The truth is that Trump supporters were at the heart of the Capitol riot, but now revisionists are attempting to sell the idea that it was Democrats, antifa (a political movement of autonomous groups opposed to fascism and other forms of extreme right-wing ideology) or others posing as Trump supporters who were the trouble-makers. They also are suggesting that the rioters were patriots or sightseers and that they really didn’t really do all that much wrong.
When we can’t even agree on what is obviously the truth, how are we going to make any progress on the major issues that confront all of us?
Our growing skepticism about the value of expertise, and our view that we know more than experts diminishes the value of the findings of health professionals, teachers, scientists, political scientists, etc.

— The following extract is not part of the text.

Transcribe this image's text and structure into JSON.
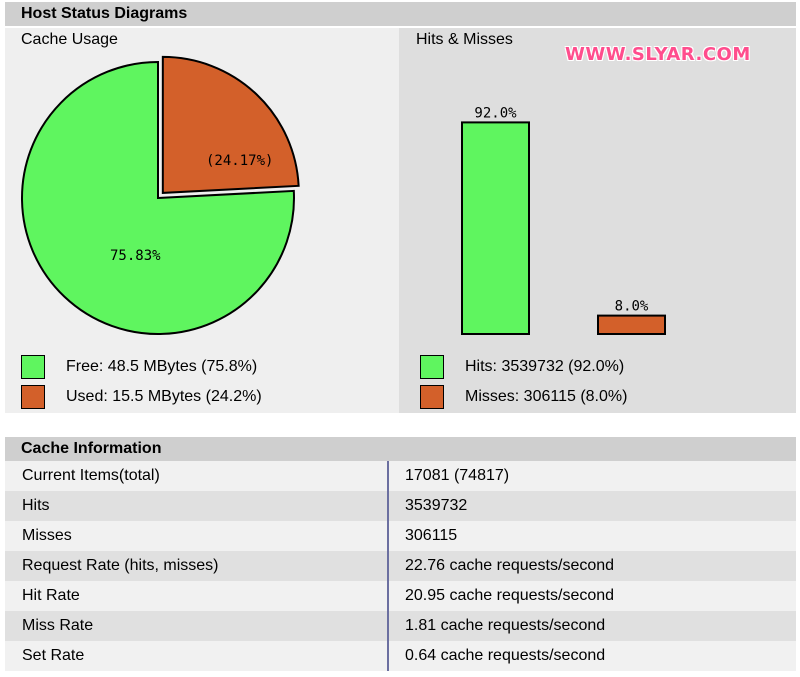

This is laid out in scary detail in the best-selling book by Tom Nichols, “The Death of Expertise. “The increasingly democratic dissemination of information, rather than producing an educated public, has instead created an army of ill-informed and angry citizens who denounce intellectual achievement,” Nichols writes. He issues a warning about the stability and survival of modern democracy in the Information Age.
I wonder whether the words screamed by Jack Nicholson to Tom Cruise in the hit (1992) movie “A Few Good Men” have now become prophetic. When Cruise demands the truth, Nicholson replies, “You can’t handle the truth.”
Is this what’s going on with so many in our country?
BRUCE FRASSINELLI is the former publisher of The Palladium-Times. He served as a governor of the Rotary Club District 7150 (Central NY) from July 2001 to June 2002.